Araçta ufak bir sohbet gerçekleştirdiğimiz çift ile otogarda devam ediyoruz.
Yamaç paraşütü kanadı görüyorum ve sohbetimiz bu doğrultuda devam ediyor. Fethiye aracı gelince atlıyoruz. 11 TL veriyoruz. Dalyan-Dalaman-Göcek
üzerinden Fethiye’ye oradan da Ölüdeniz'e ulaşıyoruz. İşimiz rast gidiyor ve
ilk otelde uygun fiyata yer buluyoruz. Ölüdeniz’e
2.kez gelişim olduğundan şehrin yerleşim planını kolayca özümsüyorum. Milli
parka 2 lira verip giriyoruz. İlk gelişimden
bu yana biraz daha kirlenmiş olduğunu görüyorum. Denizde, denizanalarına
rastlamak pek hoş değil. Akşam Belcekız plajına gidip gün batımın izliyoruz.

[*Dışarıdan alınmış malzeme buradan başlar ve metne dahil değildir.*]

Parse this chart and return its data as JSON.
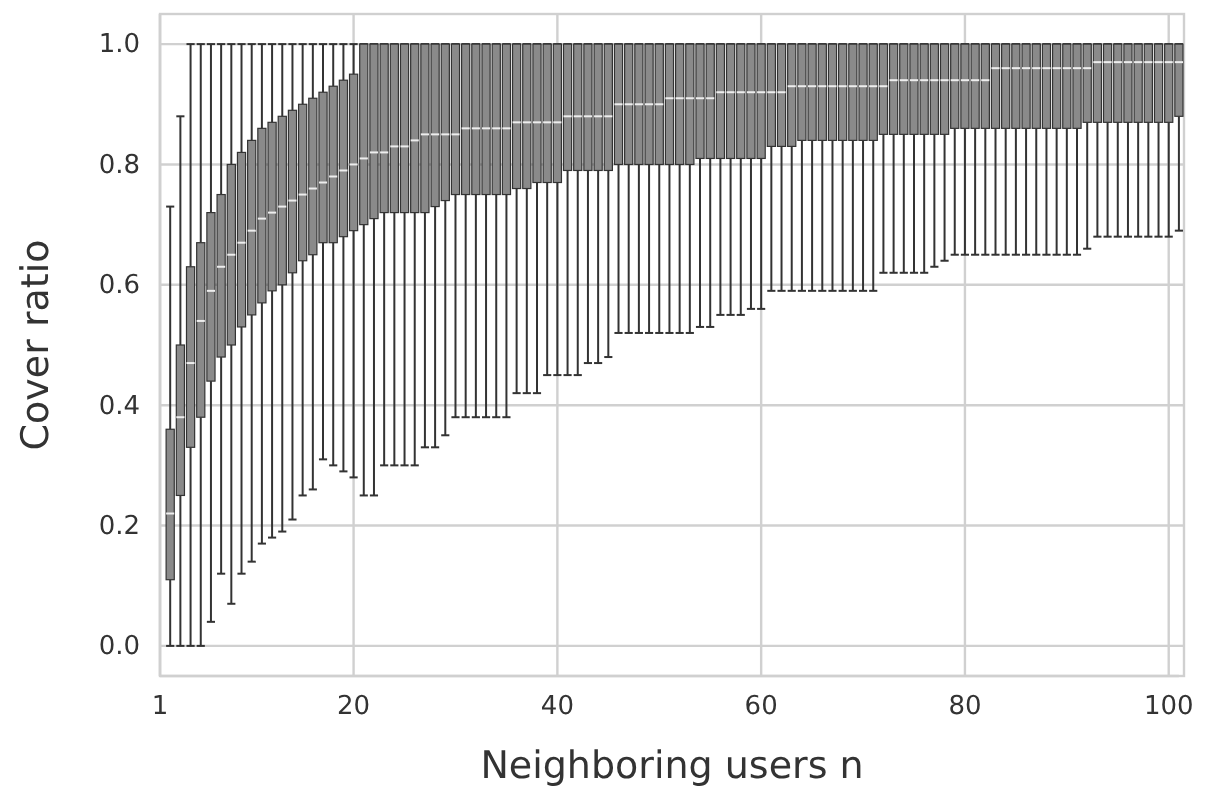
{
  "chart_data": {
    "type": "box",
    "xlabel": "Neighboring users n",
    "ylabel": "Cover ratio",
    "grid": true,
    "categories": [
      "1",
      null,
      null,
      null,
      null,
      null,
      null,
      null,
      null,
      null,
      null,
      null,
      null,
      null,
      null,
      null,
      null,
      null,
      null,
      "20",
      null,
      null,
      null,
      null,
      null,
      null,
      null,
      null,
      null,
      null,
      null,
      null,
      null,
      null,
      null,
      null,
      null,
      null,
      null,
      "40",
      null,
      null,
      null,
      null,
      null,
      null,
      null,
      null,
      null,
      null,
      null,
      null,
      null,
      null,
      null,
      null,
      null,
      null,
      null,
      "60",
      null,
      null,
      null,
      null,
      null,
      null,
      null,
      null,
      null,
      null,
      null,
      null,
      null,
      null,
      null,
      null,
      null,
      null,
      null,
      "80",
      null,
      null,
      null,
      null,
      null,
      null,
      null,
      null,
      null,
      null,
      null,
      null,
      null,
      null,
      null,
      null,
      null,
      null,
      null,
      "100",
      null
    ],
    "ylim": [
      -0.05,
      1.05
    ],
    "yticks": [
      {
        "value": 0,
        "label": "0.0"
      },
      {
        "value": 0.2,
        "label": "0.2"
      },
      {
        "value": 0.4,
        "label": "0.4"
      },
      {
        "value": 0.6,
        "label": "0.6"
      },
      {
        "value": 0.8,
        "label": "0.8"
      },
      {
        "value": 1,
        "label": "1.0"
      }
    ],
    "series": [
      {
        "color": "#8a8a8a",
        "boxes": [
          null,
          {
            "low": 0,
            "q1": 0.11,
            "median": 0.22,
            "q3": 0.36,
            "high": 0.73
          },
          {
            "low": 0,
            "q1": 0.25,
            "median": 0.38,
            "q3": 0.5,
            "high": 0.88
          },
          {
            "low": 0,
            "q1": 0.33,
            "median": 0.47,
            "q3": 0.63,
            "high": 1
          },
          {
            "low": 0,
            "q1": 0.38,
            "median": 0.54,
            "q3": 0.67,
            "high": 1
          },
          {
            "low": 0.04,
            "q1": 0.44,
            "median": 0.59,
            "q3": 0.72,
            "high": 1
          },
          {
            "low": 0.12,
            "q1": 0.48,
            "median": 0.63,
            "q3": 0.75,
            "high": 1
          },
          {
            "low": 0.07,
            "q1": 0.5,
            "median": 0.65,
            "q3": 0.8,
            "high": 1
          },
          {
            "low": 0.12,
            "q1": 0.53,
            "median": 0.67,
            "q3": 0.82,
            "high": 1
          },
          {
            "low": 0.14,
            "q1": 0.55,
            "median": 0.69,
            "q3": 0.84,
            "high": 1
          },
          {
            "low": 0.17,
            "q1": 0.57,
            "median": 0.71,
            "q3": 0.86,
            "high": 1
          },
          {
            "low": 0.18,
            "q1": 0.59,
            "median": 0.72,
            "q3": 0.87,
            "high": 1
          },
          {
            "low": 0.19,
            "q1": 0.6,
            "median": 0.73,
            "q3": 0.88,
            "high": 1
          },
          {
            "low": 0.21,
            "q1": 0.62,
            "median": 0.74,
            "q3": 0.89,
            "high": 1
          },
          {
            "low": 0.25,
            "q1": 0.64,
            "median": 0.75,
            "q3": 0.9,
            "high": 1
          },
          {
            "low": 0.26,
            "q1": 0.65,
            "median": 0.76,
            "q3": 0.91,
            "high": 1
          },
          {
            "low": 0.31,
            "q1": 0.67,
            "median": 0.77,
            "q3": 0.92,
            "high": 1
          },
          {
            "low": 0.3,
            "q1": 0.67,
            "median": 0.78,
            "q3": 0.93,
            "high": 1
          },
          {
            "low": 0.29,
            "q1": 0.68,
            "median": 0.79,
            "q3": 0.94,
            "high": 1
          },
          {
            "low": 0.28,
            "q1": 0.69,
            "median": 0.8,
            "q3": 0.95,
            "high": 1
          },
          {
            "low": 0.25,
            "q1": 0.7,
            "median": 0.81,
            "q3": 1,
            "high": 1
          },
          {
            "low": 0.25,
            "q1": 0.71,
            "median": 0.82,
            "q3": 1,
            "high": 1
          },
          {
            "low": 0.3,
            "q1": 0.72,
            "median": 0.82,
            "q3": 1,
            "high": 1
          },
          {
            "low": 0.3,
            "q1": 0.72,
            "median": 0.83,
            "q3": 1,
            "high": 1
          },
          {
            "low": 0.3,
            "q1": 0.72,
            "median": 0.83,
            "q3": 1,
            "high": 1
          },
          {
            "low": 0.3,
            "q1": 0.72,
            "median": 0.84,
            "q3": 1,
            "high": 1
          },
          {
            "low": 0.33,
            "q1": 0.72,
            "median": 0.85,
            "q3": 1,
            "high": 1
          },
          {
            "low": 0.33,
            "q1": 0.73,
            "median": 0.85,
            "q3": 1,
            "high": 1
          },
          {
            "low": 0.35,
            "q1": 0.74,
            "median": 0.85,
            "q3": 1,
            "high": 1
          },
          {
            "low": 0.38,
            "q1": 0.75,
            "median": 0.85,
            "q3": 1,
            "high": 1
          },
          {
            "low": 0.38,
            "q1": 0.75,
            "median": 0.86,
            "q3": 1,
            "high": 1
          },
          {
            "low": 0.38,
            "q1": 0.75,
            "median": 0.86,
            "q3": 1,
            "high": 1
          },
          {
            "low": 0.38,
            "q1": 0.75,
            "median": 0.86,
            "q3": 1,
            "high": 1
          },
          {
            "low": 0.38,
            "q1": 0.75,
            "median": 0.86,
            "q3": 1,
            "high": 1
          },
          {
            "low": 0.38,
            "q1": 0.75,
            "median": 0.86,
            "q3": 1,
            "high": 1
          },
          {
            "low": 0.42,
            "q1": 0.76,
            "median": 0.87,
            "q3": 1,
            "high": 1
          },
          {
            "low": 0.42,
            "q1": 0.76,
            "median": 0.87,
            "q3": 1,
            "high": 1
          },
          {
            "low": 0.42,
            "q1": 0.77,
            "median": 0.87,
            "q3": 1,
            "high": 1
          },
          {
            "low": 0.45,
            "q1": 0.77,
            "median": 0.87,
            "q3": 1,
            "high": 1
          },
          {
            "low": 0.45,
            "q1": 0.77,
            "median": 0.87,
            "q3": 1,
            "high": 1
          },
          {
            "low": 0.45,
            "q1": 0.79,
            "median": 0.88,
            "q3": 1,
            "high": 1
          },
          {
            "low": 0.45,
            "q1": 0.79,
            "median": 0.88,
            "q3": 1,
            "high": 1
          },
          {
            "low": 0.47,
            "q1": 0.79,
            "median": 0.88,
            "q3": 1,
            "high": 1
          },
          {
            "low": 0.47,
            "q1": 0.79,
            "median": 0.88,
            "q3": 1,
            "high": 1
          },
          {
            "low": 0.48,
            "q1": 0.79,
            "median": 0.88,
            "q3": 1,
            "high": 1
          },
          {
            "low": 0.52,
            "q1": 0.8,
            "median": 0.9,
            "q3": 1,
            "high": 1
          },
          {
            "low": 0.52,
            "q1": 0.8,
            "median": 0.9,
            "q3": 1,
            "high": 1
          },
          {
            "low": 0.52,
            "q1": 0.8,
            "median": 0.9,
            "q3": 1,
            "high": 1
          },
          {
            "low": 0.52,
            "q1": 0.8,
            "median": 0.9,
            "q3": 1,
            "high": 1
          },
          {
            "low": 0.52,
            "q1": 0.8,
            "median": 0.9,
            "q3": 1,
            "high": 1
          },
          {
            "low": 0.52,
            "q1": 0.8,
            "median": 0.91,
            "q3": 1,
            "high": 1
          },
          {
            "low": 0.52,
            "q1": 0.8,
            "median": 0.91,
            "q3": 1,
            "high": 1
          },
          {
            "low": 0.52,
            "q1": 0.8,
            "median": 0.91,
            "q3": 1,
            "high": 1
          },
          {
            "low": 0.53,
            "q1": 0.81,
            "median": 0.91,
            "q3": 1,
            "high": 1
          },
          {
            "low": 0.53,
            "q1": 0.81,
            "median": 0.91,
            "q3": 1,
            "high": 1
          },
          {
            "low": 0.55,
            "q1": 0.81,
            "median": 0.92,
            "q3": 1,
            "high": 1
          },
          {
            "low": 0.55,
            "q1": 0.81,
            "median": 0.92,
            "q3": 1,
            "high": 1
          },
          {
            "low": 0.55,
            "q1": 0.81,
            "median": 0.92,
            "q3": 1,
            "high": 1
          },
          {
            "low": 0.56,
            "q1": 0.81,
            "median": 0.92,
            "q3": 1,
            "high": 1
          },
          {
            "low": 0.56,
            "q1": 0.81,
            "median": 0.92,
            "q3": 1,
            "high": 1
          },
          {
            "low": 0.59,
            "q1": 0.83,
            "median": 0.92,
            "q3": 1,
            "high": 1
          },
          {
            "low": 0.59,
            "q1": 0.83,
            "median": 0.92,
            "q3": 1,
            "high": 1
          },
          {
            "low": 0.59,
            "q1": 0.83,
            "median": 0.93,
            "q3": 1,
            "high": 1
          },
          {
            "low": 0.59,
            "q1": 0.84,
            "median": 0.93,
            "q3": 1,
            "high": 1
          },
          {
            "low": 0.59,
            "q1": 0.84,
            "median": 0.93,
            "q3": 1,
            "high": 1
          },
          {
            "low": 0.59,
            "q1": 0.84,
            "median": 0.93,
            "q3": 1,
            "high": 1
          },
          {
            "low": 0.59,
            "q1": 0.84,
            "median": 0.93,
            "q3": 1,
            "high": 1
          },
          {
            "low": 0.59,
            "q1": 0.84,
            "median": 0.93,
            "q3": 1,
            "high": 1
          },
          {
            "low": 0.59,
            "q1": 0.84,
            "median": 0.93,
            "q3": 1,
            "high": 1
          },
          {
            "low": 0.59,
            "q1": 0.84,
            "median": 0.93,
            "q3": 1,
            "high": 1
          },
          {
            "low": 0.59,
            "q1": 0.84,
            "median": 0.93,
            "q3": 1,
            "high": 1
          },
          {
            "low": 0.62,
            "q1": 0.85,
            "median": 0.93,
            "q3": 1,
            "high": 1
          },
          {
            "low": 0.62,
            "q1": 0.85,
            "median": 0.94,
            "q3": 1,
            "high": 1
          },
          {
            "low": 0.62,
            "q1": 0.85,
            "median": 0.94,
            "q3": 1,
            "high": 1
          },
          {
            "low": 0.62,
            "q1": 0.85,
            "median": 0.94,
            "q3": 1,
            "high": 1
          },
          {
            "low": 0.62,
            "q1": 0.85,
            "median": 0.94,
            "q3": 1,
            "high": 1
          },
          {
            "low": 0.63,
            "q1": 0.85,
            "median": 0.94,
            "q3": 1,
            "high": 1
          },
          {
            "low": 0.64,
            "q1": 0.85,
            "median": 0.94,
            "q3": 1,
            "high": 1
          },
          {
            "low": 0.65,
            "q1": 0.86,
            "median": 0.94,
            "q3": 1,
            "high": 1
          },
          {
            "low": 0.65,
            "q1": 0.86,
            "median": 0.94,
            "q3": 1,
            "high": 1
          },
          {
            "low": 0.65,
            "q1": 0.86,
            "median": 0.94,
            "q3": 1,
            "high": 1
          },
          {
            "low": 0.65,
            "q1": 0.86,
            "median": 0.94,
            "q3": 1,
            "high": 1
          },
          {
            "low": 0.65,
            "q1": 0.86,
            "median": 0.96,
            "q3": 1,
            "high": 1
          },
          {
            "low": 0.65,
            "q1": 0.86,
            "median": 0.96,
            "q3": 1,
            "high": 1
          },
          {
            "low": 0.65,
            "q1": 0.86,
            "median": 0.96,
            "q3": 1,
            "high": 1
          },
          {
            "low": 0.65,
            "q1": 0.86,
            "median": 0.96,
            "q3": 1,
            "high": 1
          },
          {
            "low": 0.65,
            "q1": 0.86,
            "median": 0.96,
            "q3": 1,
            "high": 1
          },
          {
            "low": 0.65,
            "q1": 0.86,
            "median": 0.96,
            "q3": 1,
            "high": 1
          },
          {
            "low": 0.65,
            "q1": 0.86,
            "median": 0.96,
            "q3": 1,
            "high": 1
          },
          {
            "low": 0.65,
            "q1": 0.86,
            "median": 0.96,
            "q3": 1,
            "high": 1
          },
          {
            "low": 0.65,
            "q1": 0.86,
            "median": 0.96,
            "q3": 1,
            "high": 1
          },
          {
            "low": 0.66,
            "q1": 0.87,
            "median": 0.96,
            "q3": 1,
            "high": 1
          },
          {
            "low": 0.68,
            "q1": 0.87,
            "median": 0.97,
            "q3": 1,
            "high": 1
          },
          {
            "low": 0.68,
            "q1": 0.87,
            "median": 0.97,
            "q3": 1,
            "high": 1
          },
          {
            "low": 0.68,
            "q1": 0.87,
            "median": 0.97,
            "q3": 1,
            "high": 1
          },
          {
            "low": 0.68,
            "q1": 0.87,
            "median": 0.97,
            "q3": 1,
            "high": 1
          },
          {
            "low": 0.68,
            "q1": 0.87,
            "median": 0.97,
            "q3": 1,
            "high": 1
          },
          {
            "low": 0.68,
            "q1": 0.87,
            "median": 0.97,
            "q3": 1,
            "high": 1
          },
          {
            "low": 0.68,
            "q1": 0.87,
            "median": 0.97,
            "q3": 1,
            "high": 1
          },
          {
            "low": 0.68,
            "q1": 0.87,
            "median": 0.97,
            "q3": 1,
            "high": 1
          },
          {
            "low": 0.69,
            "q1": 0.88,
            "median": 0.97,
            "q3": 1,
            "high": 1
          }
        ]
      }
    ]
  }
}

Manzara karşısında büyüleniyoruz. Havluları serip hava kararana kadar plajda
oturuyoruz, fotoğraf çekiniyoruz. Otelimiz çok yakın sahile. Yol üstünde bu tur
firması bulup muhabbete başlıyoruz. . Ertesi
gün için 12 adalar tekne turu için anlaşıyoruz. (30 TL) Otelimize gidip
dinleniyoruz.
4 Temmuz
Tekne turu için otelimizin önünden servisle alınıp Fethiye’ye
götürülüyoruz. Tekne’yi biraz bakımsız buluyorum. Tur kapsamında Yassıca
adalarını çok beğeniyorum. Bu coğrafya abartılacak ölçüde güzel bir yapıya
sahip. Açık denizde yelken açıyoruz. Bir daha buralara gelirsem Göcek koyundan
kalkışlı tekne turu yapacağım. Marmaris'de ki gibi bu tekne gezimizde de kapalı
yerde yolculuk edip güneşten korunmaya çalışıyoruz. Dönüş yolunda biraz
kestiriyoruz kalktığımda sersem gibiyim. Aracımız bizi tekrardan otele
bırakıyor ve eşyalarımız alıp kamp yapacağımız yeri aramaya koyuluyoruz. Kamp
yeri Ölüdeniz'e yakın sugar beach adında bir kamp alanı. Açıkçası
beklediğimizden daha bakımsız bir yer bizi karşılıyor. O bölgede hiç denize
girmiyoruz keza lagünün en sığ ve kaygan yeri burası görünüyor. Tuvaletler ve
duş kısmı pek temiz değil. Tüm bunlara rağmen çadırımızı güzel bir yere kurup
tüm geceleri rahat bir uyku ile geçiriyoruz. Akşam ev yemeği yemek için lokanta
arıyoruz. Tek ev yemeği yapan işletmeyi bulmak biraz zor oluyor. Teyzeler ve
ablar bizi çok iyi karşılıyor. Tıka basa yiyip, üstüne Elif ablanın kendi
elleri ile yaptığı tatlıyı da yiyoruz ve sadece 10 TL ödüyoruz. Bu düşük fiyata
süper kalite elde ettiğimiz için ertesi gün kahvaltı ve akşam yemeğini bir kez
daha burada yiyoruz. Kamp
alımıza gelip yatıyoruz. Fazlaca yürüme mesafesi olduğunu her git gelişimde fark
ediyorum.
5 Temmuz
Sıcak bir güne uyandık, kahvaltı için aynı yere gittik.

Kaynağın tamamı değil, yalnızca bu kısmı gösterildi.